Relationships with more than 200 cloud service providers and more than a petabyte of data migrated on behalf of customers help validate that.

If the growth trajectory continues, Murray believes his company could be a leading global cloud service provider to companies of all sizes and disciplines.

ORIGINAL VENTURE RESTRUCTURED OVER THE YEARS

Murray’s story begins with Accent Plus, the startup he originally launched in 2010. His mission was to help connect businesses to IT solutions through software, a passion built through his previous work in IT and engineering leadership roles at Cherokee Investment PartnersMi-Corporation and the North Carolina Department of Public Instruction.

But just as Accent Plus started a hunt for capital in 2012, Murray got an offer he couldn’t refuse.

A fellow Raleigh startup called NeoNova wanted to buy the business to manage its internal technical operations as it focused on scaling network management and help desk assistance for rural broadband service providers. The size of NeoNova’s business was a reason Murray was drawn to the deal.

After the acquisition, Murray stayed on at NeoNova as director of cloud services and eventually vice president. And over time, his department began to see growth as customers moved data and other operations into the cloud. It started to make sense to spin the business services side out of the company. And the best person to lead the effort was the man who started it all.

Along with the spin off, Murray decided to rebrand to NeoCloud to better reflect its focus on cloud services. The company retained partnerships with more than 100 cloud providers, notably Google and Microsoft.

Then-NeoNova CEO Ray Carey wrote in a blog post that the reorganization was to accommodate for the growth of the company’s business outside rural markets, where cloud services are in more demand. The spin off would help meet the new need.

Since then, NeoCloud has doubled the team headcount to 15 and spent the last year growing the customer base to 1,500 businesses and organizations, representing 150,000 total users.

The fast revenue growth gave the company leverage to acquire Business Intelligence 101, or Bi101, earlier this month.

The California-based cloud consultancy has a national presence, with its 350 customers increasing the NeoCloud customer base by 30 percent.

They’ll have access to NeoCloud’s software suite, which includes servers, security offerings, voice solutions, data migration services, as well as email and website hosting.
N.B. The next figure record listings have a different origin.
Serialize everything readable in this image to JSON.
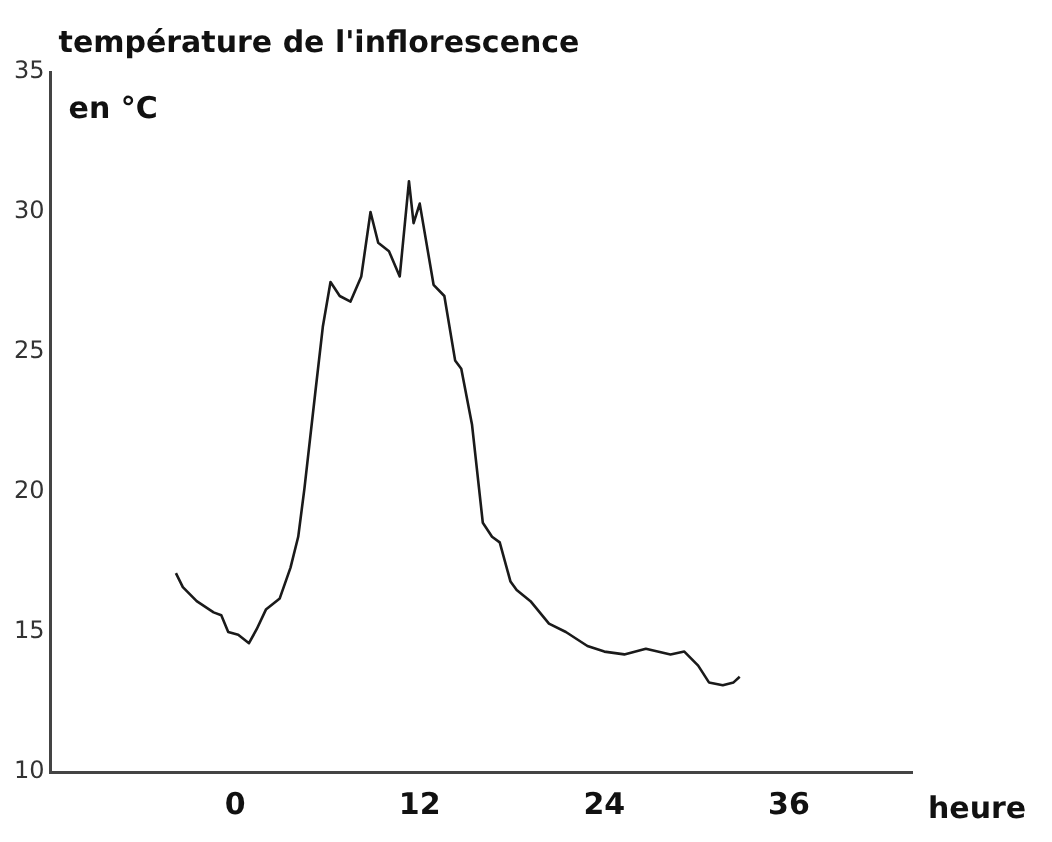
{
  "chart_data": {
    "type": "line",
    "title": "température de l'inflorescence",
    "ylabel": "en °C",
    "xlabel": "heure",
    "x": [
      -3.85,
      -3.4,
      -2.5,
      -1.4,
      -0.9,
      -0.45,
      0.2,
      0.9,
      1.4,
      2.0,
      2.9,
      3.6,
      4.1,
      4.5,
      5.2,
      5.7,
      6.2,
      6.8,
      7.5,
      8.2,
      8.8,
      9.3,
      10.0,
      10.7,
      11.3,
      11.6,
      12.0,
      12.9,
      13.6,
      14.3,
      14.7,
      15.4,
      16.1,
      16.7,
      17.2,
      17.9,
      18.3,
      19.2,
      20.4,
      21.5,
      22.9,
      24.0,
      25.3,
      26.7,
      28.3,
      29.2,
      30.1,
      30.8,
      31.7,
      32.4,
      32.8
    ],
    "values": [
      17.1,
      16.6,
      16.1,
      15.7,
      15.6,
      15.0,
      14.9,
      14.6,
      15.1,
      15.8,
      16.2,
      17.3,
      18.4,
      20.1,
      23.5,
      25.9,
      27.5,
      27.0,
      26.8,
      27.7,
      30.0,
      28.9,
      28.6,
      27.7,
      31.1,
      29.6,
      30.3,
      27.4,
      27.0,
      24.7,
      24.4,
      22.4,
      18.9,
      18.4,
      18.2,
      16.8,
      16.5,
      16.1,
      15.3,
      15.0,
      14.5,
      14.3,
      14.2,
      14.4,
      14.2,
      14.3,
      13.8,
      13.2,
      13.1,
      13.2,
      13.4
    ],
    "color": "#1a1a1a",
    "xlim": [
      -12,
      44
    ],
    "xticks": [
      0,
      12,
      24,
      36
    ],
    "ylim": [
      10,
      35
    ],
    "yticks": [
      10,
      15,
      20,
      25,
      30,
      35
    ],
    "grid": false,
    "legend": false,
    "marker": "none",
    "line_style": "solid"
  }
}
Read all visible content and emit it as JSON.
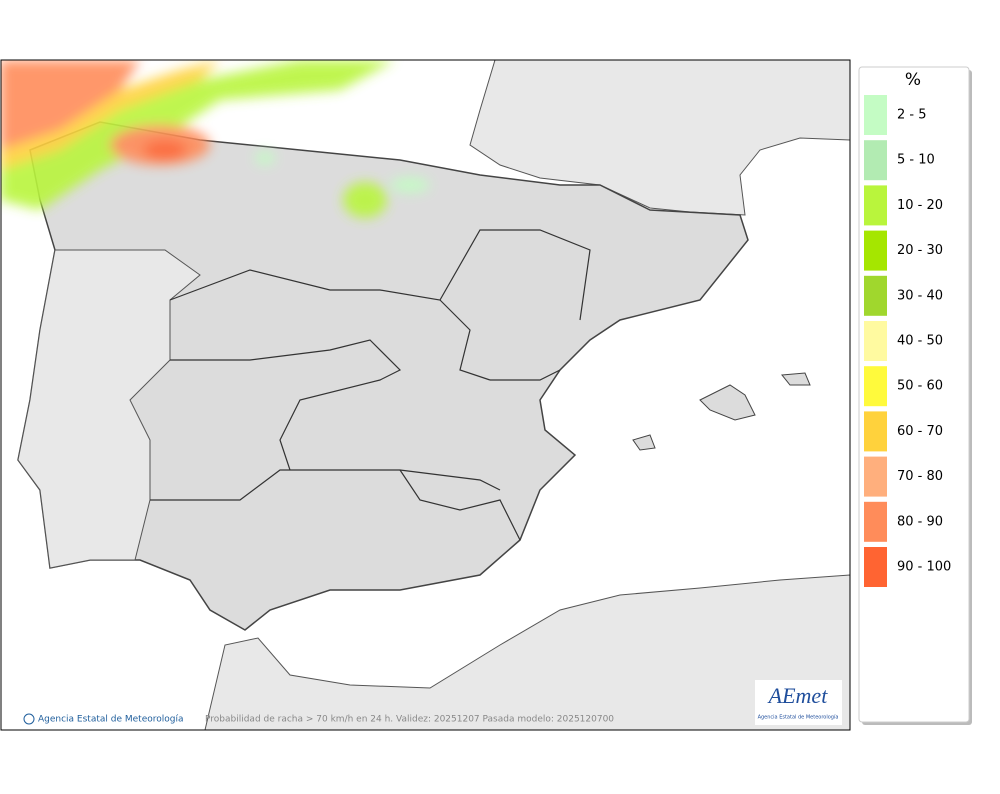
{
  "map": {
    "footer_credit": "Agencia Estatal de Meteorología",
    "caption": "Probabilidad de racha > 70 km/h en 24 h. Validez: 20251207 Pasada modelo: 2025120700",
    "logo": {
      "name": "AEmet",
      "subtitle": "Agencia Estatal de Meteorología"
    }
  },
  "legend": {
    "title": "%",
    "items": [
      {
        "label": "2 - 5",
        "color": "#c4fcc4"
      },
      {
        "label": "5 - 10",
        "color": "#b2ebb2"
      },
      {
        "label": "10 - 20",
        "color": "#b9f53c"
      },
      {
        "label": "20 - 30",
        "color": "#a5e600"
      },
      {
        "label": "30 - 40",
        "color": "#a0d72d"
      },
      {
        "label": "40 - 50",
        "color": "#fffaa0"
      },
      {
        "label": "50 - 60",
        "color": "#fffa3c"
      },
      {
        "label": "60 - 70",
        "color": "#ffd23c"
      },
      {
        "label": "70 - 80",
        "color": "#ffaf7d"
      },
      {
        "label": "80 - 90",
        "color": "#ff8c5a"
      },
      {
        "label": "90 - 100",
        "color": "#ff6432"
      }
    ]
  }
}
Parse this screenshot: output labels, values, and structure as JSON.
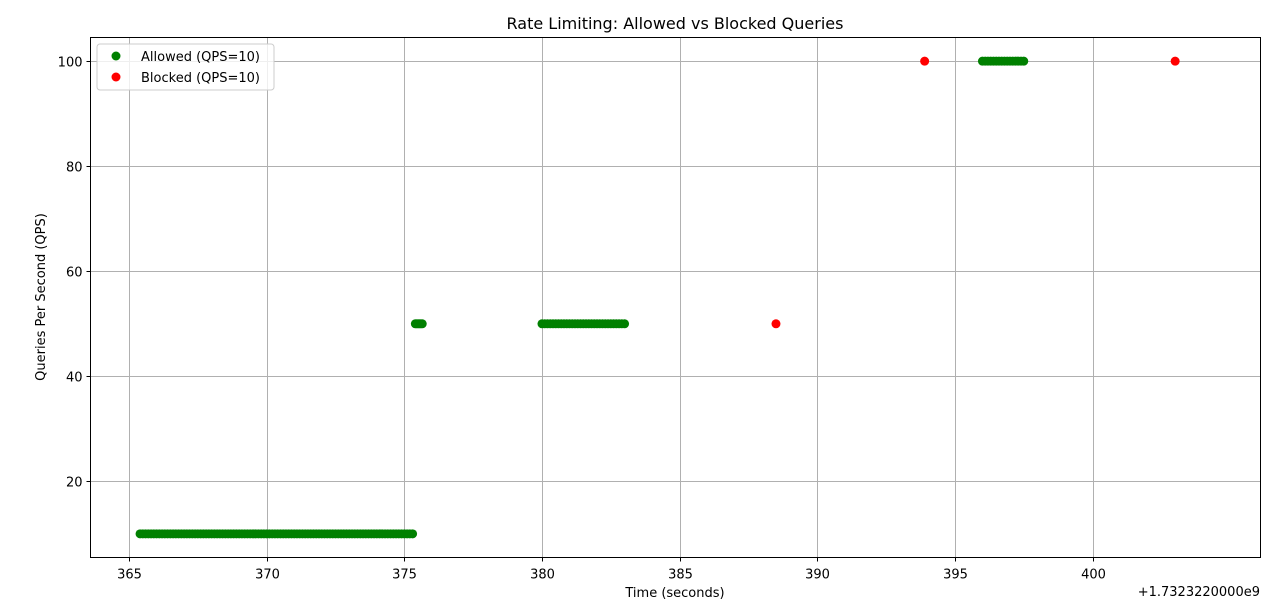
{
  "chart_data": {
    "type": "scatter",
    "title": "Rate Limiting: Allowed vs Blocked Queries",
    "xlabel": "Time (seconds)",
    "ylabel": "Queries Per Second (QPS)",
    "x_offset_label": "+1.7323220000e9",
    "xlim": [
      363.6,
      406.1
    ],
    "ylim": [
      5.5,
      104.5
    ],
    "xticks": [
      365,
      370,
      375,
      380,
      385,
      390,
      395,
      400
    ],
    "yticks": [
      20,
      40,
      60,
      80,
      100
    ],
    "grid": true,
    "legend_position": "top-left",
    "series": [
      {
        "name": "Allowed (QPS=10)",
        "color": "#008000",
        "points": [
          [
            365.4,
            10
          ],
          [
            365.5,
            10
          ],
          [
            365.6,
            10
          ],
          [
            365.7,
            10
          ],
          [
            365.8,
            10
          ],
          [
            365.9,
            10
          ],
          [
            366.0,
            10
          ],
          [
            366.1,
            10
          ],
          [
            366.2,
            10
          ],
          [
            366.3,
            10
          ],
          [
            366.4,
            10
          ],
          [
            366.5,
            10
          ],
          [
            366.6,
            10
          ],
          [
            366.7,
            10
          ],
          [
            366.8,
            10
          ],
          [
            366.9,
            10
          ],
          [
            367.0,
            10
          ],
          [
            367.1,
            10
          ],
          [
            367.2,
            10
          ],
          [
            367.3,
            10
          ],
          [
            367.4,
            10
          ],
          [
            367.5,
            10
          ],
          [
            367.6,
            10
          ],
          [
            367.7,
            10
          ],
          [
            367.8,
            10
          ],
          [
            367.9,
            10
          ],
          [
            368.0,
            10
          ],
          [
            368.1,
            10
          ],
          [
            368.2,
            10
          ],
          [
            368.3,
            10
          ],
          [
            368.4,
            10
          ],
          [
            368.5,
            10
          ],
          [
            368.6,
            10
          ],
          [
            368.7,
            10
          ],
          [
            368.8,
            10
          ],
          [
            368.9,
            10
          ],
          [
            369.0,
            10
          ],
          [
            369.1,
            10
          ],
          [
            369.2,
            10
          ],
          [
            369.3,
            10
          ],
          [
            369.4,
            10
          ],
          [
            369.5,
            10
          ],
          [
            369.6,
            10
          ],
          [
            369.7,
            10
          ],
          [
            369.8,
            10
          ],
          [
            369.9,
            10
          ],
          [
            370.0,
            10
          ],
          [
            370.1,
            10
          ],
          [
            370.2,
            10
          ],
          [
            370.3,
            10
          ],
          [
            370.4,
            10
          ],
          [
            370.5,
            10
          ],
          [
            370.6,
            10
          ],
          [
            370.7,
            10
          ],
          [
            370.8,
            10
          ],
          [
            370.9,
            10
          ],
          [
            371.0,
            10
          ],
          [
            371.1,
            10
          ],
          [
            371.2,
            10
          ],
          [
            371.3,
            10
          ],
          [
            371.4,
            10
          ],
          [
            371.5,
            10
          ],
          [
            371.6,
            10
          ],
          [
            371.7,
            10
          ],
          [
            371.8,
            10
          ],
          [
            371.9,
            10
          ],
          [
            372.0,
            10
          ],
          [
            372.1,
            10
          ],
          [
            372.2,
            10
          ],
          [
            372.3,
            10
          ],
          [
            372.4,
            10
          ],
          [
            372.5,
            10
          ],
          [
            372.6,
            10
          ],
          [
            372.7,
            10
          ],
          [
            372.8,
            10
          ],
          [
            372.9,
            10
          ],
          [
            373.0,
            10
          ],
          [
            373.1,
            10
          ],
          [
            373.2,
            10
          ],
          [
            373.3,
            10
          ],
          [
            373.4,
            10
          ],
          [
            373.5,
            10
          ],
          [
            373.6,
            10
          ],
          [
            373.7,
            10
          ],
          [
            373.8,
            10
          ],
          [
            373.9,
            10
          ],
          [
            374.0,
            10
          ],
          [
            374.1,
            10
          ],
          [
            374.2,
            10
          ],
          [
            374.3,
            10
          ],
          [
            374.4,
            10
          ],
          [
            374.5,
            10
          ],
          [
            374.6,
            10
          ],
          [
            374.7,
            10
          ],
          [
            374.8,
            10
          ],
          [
            374.9,
            10
          ],
          [
            375.0,
            10
          ],
          [
            375.1,
            10
          ],
          [
            375.2,
            10
          ],
          [
            375.3,
            10
          ],
          [
            375.4,
            50
          ],
          [
            375.45,
            50
          ],
          [
            375.5,
            50
          ],
          [
            375.55,
            50
          ],
          [
            375.6,
            50
          ],
          [
            375.65,
            50
          ],
          [
            380.0,
            50
          ],
          [
            380.1,
            50
          ],
          [
            380.2,
            50
          ],
          [
            380.3,
            50
          ],
          [
            380.4,
            50
          ],
          [
            380.5,
            50
          ],
          [
            380.6,
            50
          ],
          [
            380.7,
            50
          ],
          [
            380.8,
            50
          ],
          [
            380.9,
            50
          ],
          [
            381.0,
            50
          ],
          [
            381.1,
            50
          ],
          [
            381.2,
            50
          ],
          [
            381.3,
            50
          ],
          [
            381.4,
            50
          ],
          [
            381.5,
            50
          ],
          [
            381.6,
            50
          ],
          [
            381.7,
            50
          ],
          [
            381.8,
            50
          ],
          [
            381.9,
            50
          ],
          [
            382.0,
            50
          ],
          [
            382.1,
            50
          ],
          [
            382.2,
            50
          ],
          [
            382.3,
            50
          ],
          [
            382.4,
            50
          ],
          [
            382.5,
            50
          ],
          [
            382.6,
            50
          ],
          [
            382.7,
            50
          ],
          [
            382.8,
            50
          ],
          [
            382.9,
            50
          ],
          [
            383.0,
            50
          ],
          [
            396.0,
            100
          ],
          [
            396.1,
            100
          ],
          [
            396.2,
            100
          ],
          [
            396.3,
            100
          ],
          [
            396.4,
            100
          ],
          [
            396.5,
            100
          ],
          [
            396.6,
            100
          ],
          [
            396.7,
            100
          ],
          [
            396.8,
            100
          ],
          [
            396.9,
            100
          ],
          [
            397.0,
            100
          ],
          [
            397.1,
            100
          ],
          [
            397.2,
            100
          ],
          [
            397.3,
            100
          ],
          [
            397.4,
            100
          ],
          [
            397.5,
            100
          ]
        ]
      },
      {
        "name": "Blocked (QPS=10)",
        "color": "#ff0000",
        "points": [
          [
            388.5,
            50
          ],
          [
            393.9,
            100
          ],
          [
            403.0,
            100
          ]
        ]
      }
    ]
  }
}
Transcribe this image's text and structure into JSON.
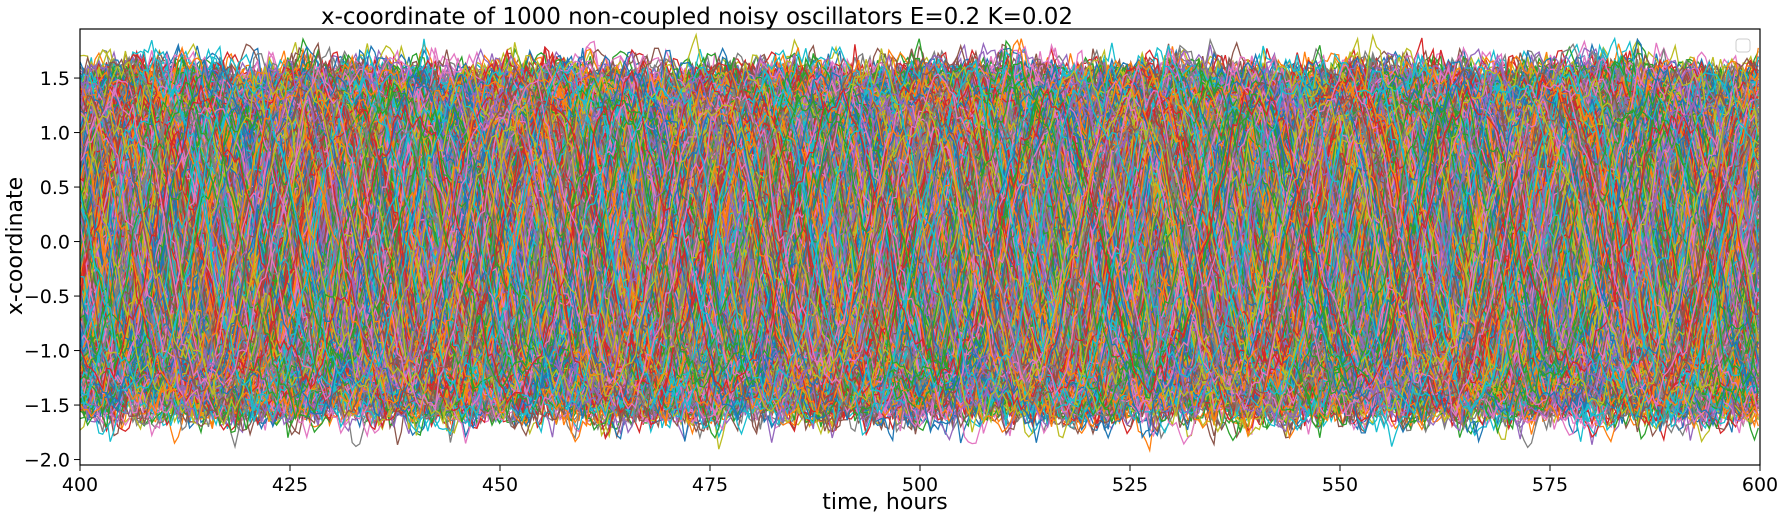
{
  "chart_data": {
    "type": "line",
    "title": "x-coordinate of 1000 non-coupled noisy oscillators E=0.2 K=0.02",
    "xlabel": "time, hours",
    "ylabel": "x-coordinate",
    "xlim": [
      400,
      600
    ],
    "ylim": [
      -2.05,
      1.95
    ],
    "x_ticks": [
      400,
      425,
      450,
      475,
      500,
      525,
      550,
      575,
      600
    ],
    "y_ticks": [
      -2.0,
      -1.5,
      -1.0,
      -0.5,
      0.0,
      0.5,
      1.0,
      1.5
    ],
    "x_tick_labels": [
      "400",
      "425",
      "450",
      "475",
      "500",
      "525",
      "550",
      "575",
      "600"
    ],
    "y_tick_labels": [
      "−2.0",
      "−1.5",
      "−1.0",
      "−0.5",
      "0.0",
      "0.5",
      "1.0",
      "1.5"
    ],
    "n_series": 1000,
    "period_hours": 24.5,
    "amplitude_approx": 1.4,
    "y_range_observed": [
      -1.75,
      1.8
    ],
    "grid": false,
    "legend": "top-right, empty",
    "palette": [
      "#1f77b4",
      "#ff7f0e",
      "#2ca02c",
      "#d62728",
      "#9467bd",
      "#8c564b",
      "#e377c2",
      "#7f7f7f",
      "#bcbd22",
      "#17becf"
    ]
  }
}
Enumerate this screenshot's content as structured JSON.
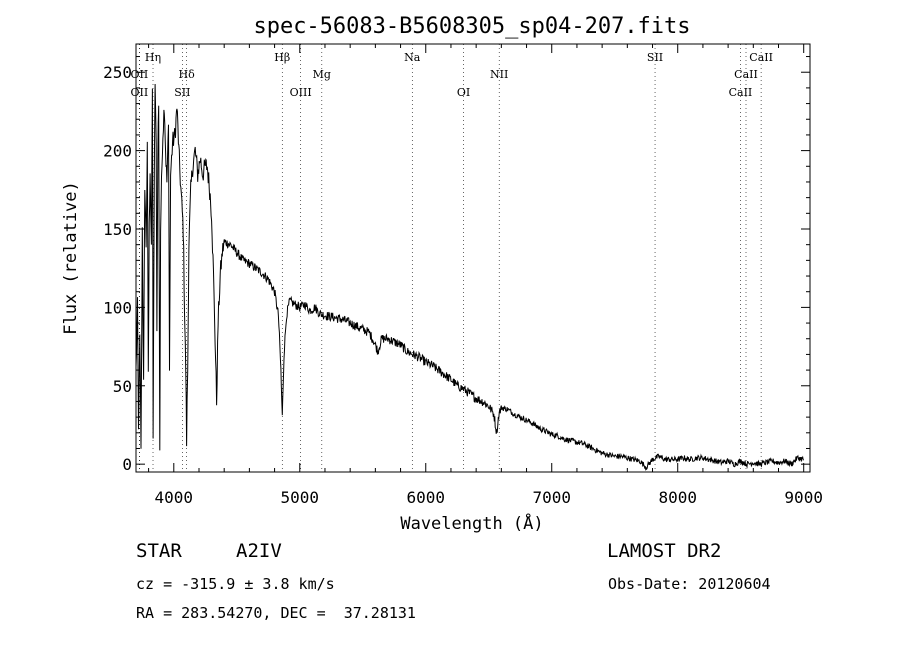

They also bring 50 additional IT and cloud providers into NeoCloud’s partner network.

“Our goal is to live through this cloud journey with these customers, and provide better services as well as product,” says Murray.

PARTNERING WITH NONPROFITS

The company’s growth has also inspired Murray to give back. This week, he’s unveiling a new partnership with Raleigh volunteer network Activate Good to provide free cloud services to local nonprofits.

NeoCloud has tailored its cloud services suite to nonprofits, offering a bundle that includes hosted email services, anti-virus programs, support and management for Google’s G products, Microsoft Office 365 Nonprofit, as well as cloud data backup and security training to ensure organizations protect their data. It typically costs $15/month per user.

In a statement, Activate Good Executive Director Amber Smith notes that nonprofits often spend time making sure the money they receive is going directly to serving their cause, but “the reality is that many of these organizations can benefit tremendously from cloud services, but they can’t even afford to think about it.”

The partnership is fueled by a larger effort by NeoCloud to not only work with the nonprofit community as a service provider, but to support its growth as well. NeoCloud’s presence is grounded in the Triangle with 180 local businesses and nonprofits as clients, including Band Together and the Wake County Habitat for Humanity.

Murray, a winner of Triangle Business Journal’s 2017 40 Under 40 awards, is excited about the future of NeoCloud, citing the “opportunities in this market to help customers and businesses better take advantage of the cloud.”

The long game for his company is planning for multiple year-over-year growth. And to do that, NeoCloud will continue to grow the team—so far, that means job postings for engineers, sales managers and a marketing specialist.